Impurities, such as carbon dioxide, water, hydrogen sulfide, and particulates, must be removed from the biogas if the gas is used for pipeline storage to prevent damage.[3]
Power-to-gas systems may be deployed as adjuncts to wind parks or solar-electric generation. The excess power or off-peak power generated by wind generators or solar arrays may then be used at a later time for load balancing in the energy grid. Before switching to natural gas, the German gas networks were operated using towngas, which for 50-60 % consisted of hydrogen. The storage capacity of the German natural gas network is more than 200,000 GW·h which is enough for several months of energy requirement. By comparison, the capacity of all German pumped storage power plants amounts to only about 40 GW·h. The storage requirement in Germany is estimated at 16GW in 2023, 80GW in 2033 and 130GW in 2050.[4] The transport of energy through a gas network is done with much less loss (<0.1%) than in a power network (8%). The storage costs per kilowatt hour are estimated at €0.10 for hydrogen and €0.15 for methane.[5] The use of the existing natural gas pipelines for hydrogen was studied by the EU NaturalHy project[6] and US DOE.[7] The blending technology is also used in HCNG.
Power-to-Gas (PtG) enables the natural gas pipeline network to be used for energy storage, resolving many of the integration issues that plague intermittent renewable energy sources such as wind and solar.
It is well known that finding a solution for scalable energy storage is critical in the pursuit of achieving a renewable energy future. While batteries, pumped-hydro, flywheels and other technologies have their merits, none are able to offer seasonal deep storage at the terawatt scale. Power-to-Gas is an elegant innovation that simply takes excess renewable electricity to create renewable hydrogen and methane for injection into natural gas pipelines or use in transportation. Existing gas pipelines can store hundreds of terawatt hours of carbon neutral methane for indefinite periods of time.

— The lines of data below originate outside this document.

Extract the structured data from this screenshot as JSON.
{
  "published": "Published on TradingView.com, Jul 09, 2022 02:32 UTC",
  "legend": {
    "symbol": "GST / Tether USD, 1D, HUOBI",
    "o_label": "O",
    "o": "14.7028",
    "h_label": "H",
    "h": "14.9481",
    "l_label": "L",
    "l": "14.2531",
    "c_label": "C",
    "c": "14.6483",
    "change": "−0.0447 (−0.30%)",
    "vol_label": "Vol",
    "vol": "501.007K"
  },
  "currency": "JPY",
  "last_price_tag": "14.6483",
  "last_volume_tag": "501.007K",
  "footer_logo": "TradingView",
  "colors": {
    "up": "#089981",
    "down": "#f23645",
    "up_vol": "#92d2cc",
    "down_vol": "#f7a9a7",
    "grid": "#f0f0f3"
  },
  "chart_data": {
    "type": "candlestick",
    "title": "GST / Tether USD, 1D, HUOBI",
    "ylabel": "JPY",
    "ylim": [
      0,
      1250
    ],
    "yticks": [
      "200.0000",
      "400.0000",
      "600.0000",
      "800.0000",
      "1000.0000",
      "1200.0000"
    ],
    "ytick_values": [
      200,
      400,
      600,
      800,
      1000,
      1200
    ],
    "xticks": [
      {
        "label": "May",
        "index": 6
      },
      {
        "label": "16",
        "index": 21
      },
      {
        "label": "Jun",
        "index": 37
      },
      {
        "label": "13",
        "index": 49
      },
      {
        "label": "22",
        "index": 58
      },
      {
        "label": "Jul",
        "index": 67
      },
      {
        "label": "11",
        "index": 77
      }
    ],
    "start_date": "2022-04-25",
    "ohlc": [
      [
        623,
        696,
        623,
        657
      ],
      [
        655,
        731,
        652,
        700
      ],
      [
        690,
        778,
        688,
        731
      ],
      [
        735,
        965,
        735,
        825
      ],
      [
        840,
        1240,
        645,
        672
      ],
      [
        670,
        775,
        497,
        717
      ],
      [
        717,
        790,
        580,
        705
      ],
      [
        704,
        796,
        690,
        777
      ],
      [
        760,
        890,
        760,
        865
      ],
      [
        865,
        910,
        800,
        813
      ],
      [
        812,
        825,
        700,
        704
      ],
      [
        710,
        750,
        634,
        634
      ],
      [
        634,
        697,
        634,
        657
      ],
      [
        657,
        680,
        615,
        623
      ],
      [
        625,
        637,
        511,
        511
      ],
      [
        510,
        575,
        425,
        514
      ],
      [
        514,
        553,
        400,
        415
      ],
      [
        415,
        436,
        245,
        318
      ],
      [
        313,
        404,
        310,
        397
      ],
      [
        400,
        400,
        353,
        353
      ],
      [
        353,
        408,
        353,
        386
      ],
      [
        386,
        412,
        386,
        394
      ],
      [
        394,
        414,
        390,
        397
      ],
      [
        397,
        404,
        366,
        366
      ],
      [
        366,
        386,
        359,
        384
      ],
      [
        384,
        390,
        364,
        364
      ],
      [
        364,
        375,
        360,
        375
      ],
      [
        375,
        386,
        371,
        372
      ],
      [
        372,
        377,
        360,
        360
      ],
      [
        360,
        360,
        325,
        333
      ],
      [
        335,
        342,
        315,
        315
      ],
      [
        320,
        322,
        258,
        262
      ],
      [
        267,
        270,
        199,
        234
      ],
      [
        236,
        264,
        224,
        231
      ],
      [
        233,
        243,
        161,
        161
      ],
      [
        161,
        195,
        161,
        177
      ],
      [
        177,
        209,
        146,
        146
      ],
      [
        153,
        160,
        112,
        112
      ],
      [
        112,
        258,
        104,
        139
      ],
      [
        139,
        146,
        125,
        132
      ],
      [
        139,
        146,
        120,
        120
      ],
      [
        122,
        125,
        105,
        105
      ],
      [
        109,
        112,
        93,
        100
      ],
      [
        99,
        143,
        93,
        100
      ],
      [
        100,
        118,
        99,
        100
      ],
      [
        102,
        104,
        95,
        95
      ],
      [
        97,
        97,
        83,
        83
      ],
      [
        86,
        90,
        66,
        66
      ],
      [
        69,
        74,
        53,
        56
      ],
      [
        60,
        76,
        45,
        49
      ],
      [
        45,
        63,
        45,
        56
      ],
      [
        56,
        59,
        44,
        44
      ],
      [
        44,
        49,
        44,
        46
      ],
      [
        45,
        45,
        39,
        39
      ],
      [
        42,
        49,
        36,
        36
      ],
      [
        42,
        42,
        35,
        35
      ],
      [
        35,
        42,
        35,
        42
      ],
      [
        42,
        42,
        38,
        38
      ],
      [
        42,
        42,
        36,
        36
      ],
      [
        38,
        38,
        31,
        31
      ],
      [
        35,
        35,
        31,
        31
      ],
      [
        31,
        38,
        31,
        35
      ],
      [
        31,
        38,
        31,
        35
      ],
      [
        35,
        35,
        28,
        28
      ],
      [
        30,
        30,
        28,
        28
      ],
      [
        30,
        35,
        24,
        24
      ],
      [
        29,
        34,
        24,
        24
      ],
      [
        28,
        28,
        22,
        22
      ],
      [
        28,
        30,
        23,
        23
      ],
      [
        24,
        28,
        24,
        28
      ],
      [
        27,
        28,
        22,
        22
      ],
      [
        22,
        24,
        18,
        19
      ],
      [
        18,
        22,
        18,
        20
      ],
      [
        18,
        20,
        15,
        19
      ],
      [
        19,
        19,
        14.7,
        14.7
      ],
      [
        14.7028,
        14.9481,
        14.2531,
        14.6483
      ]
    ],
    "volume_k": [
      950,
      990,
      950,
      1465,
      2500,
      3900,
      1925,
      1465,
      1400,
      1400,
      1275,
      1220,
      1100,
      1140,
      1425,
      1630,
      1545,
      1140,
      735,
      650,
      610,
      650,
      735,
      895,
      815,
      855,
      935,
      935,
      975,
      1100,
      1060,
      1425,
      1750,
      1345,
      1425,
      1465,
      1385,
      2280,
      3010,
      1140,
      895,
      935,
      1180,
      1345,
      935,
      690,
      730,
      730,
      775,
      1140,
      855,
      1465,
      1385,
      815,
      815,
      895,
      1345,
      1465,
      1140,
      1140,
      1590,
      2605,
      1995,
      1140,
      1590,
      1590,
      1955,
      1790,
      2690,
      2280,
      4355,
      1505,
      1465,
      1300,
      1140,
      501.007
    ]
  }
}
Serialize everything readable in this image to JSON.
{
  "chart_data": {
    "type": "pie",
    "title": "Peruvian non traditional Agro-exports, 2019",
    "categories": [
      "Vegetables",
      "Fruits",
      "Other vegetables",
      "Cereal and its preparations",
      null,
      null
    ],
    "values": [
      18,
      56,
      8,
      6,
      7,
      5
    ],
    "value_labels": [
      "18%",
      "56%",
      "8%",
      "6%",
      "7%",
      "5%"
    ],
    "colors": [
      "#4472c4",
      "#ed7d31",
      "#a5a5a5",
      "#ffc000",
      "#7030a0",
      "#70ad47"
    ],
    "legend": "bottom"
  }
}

Germany has been pursuing the most aggressive renewable energy targets in the world under their Energiewende program. The Germans have been experiencing challenges in integrating large proportions of wind and solar power into the electric grid because peak power production periods do not correlate with peak demand, so there are sunny afternoons when solar PV is outproducing demand, and likewise windy nights when power production must either be curtailed or exported to neighboring countries at low prices. Adding to the technical challenge is the fact that wind and solar production can spike and drop off very quickly, with little warning, creating inefficiencies as grid managers scramble to match supply with demand.
Many technology pathways are being pursued towards the goal of broad-based energy storage to help meet the challenge of integrating renewables into the power grid. Batteries and flywheels are excellent for rapid discharge and frequency management but are not suitable for long-term storage. Pumped Hydro and Compress Air Energy Storage (CAES) offer longer-term storage but are fundamentally limited by the requirement of favorable geographies. Chemical conversion of electricity to gas allows the existing natural gas pipeline infrastructure to be leveraged for massive-volume, long-term, distributed storage that is cost competitive with other storage technologies. Additionally, the synthetic methane of hydrogen produced via PtG can be utilized as carbon-neutral transportation fuels or elsewhere in industry.
Germany has embraced PtG as a critical component in the Energiewende program. PtG enables German utility operators to manage the gas and power networks in tandem, shifting gas to power and power back to gas as needed throughout the day to match supply and demand. There are 30 PtG plants at various levels of commercial production throughout Germany and neighboring countries.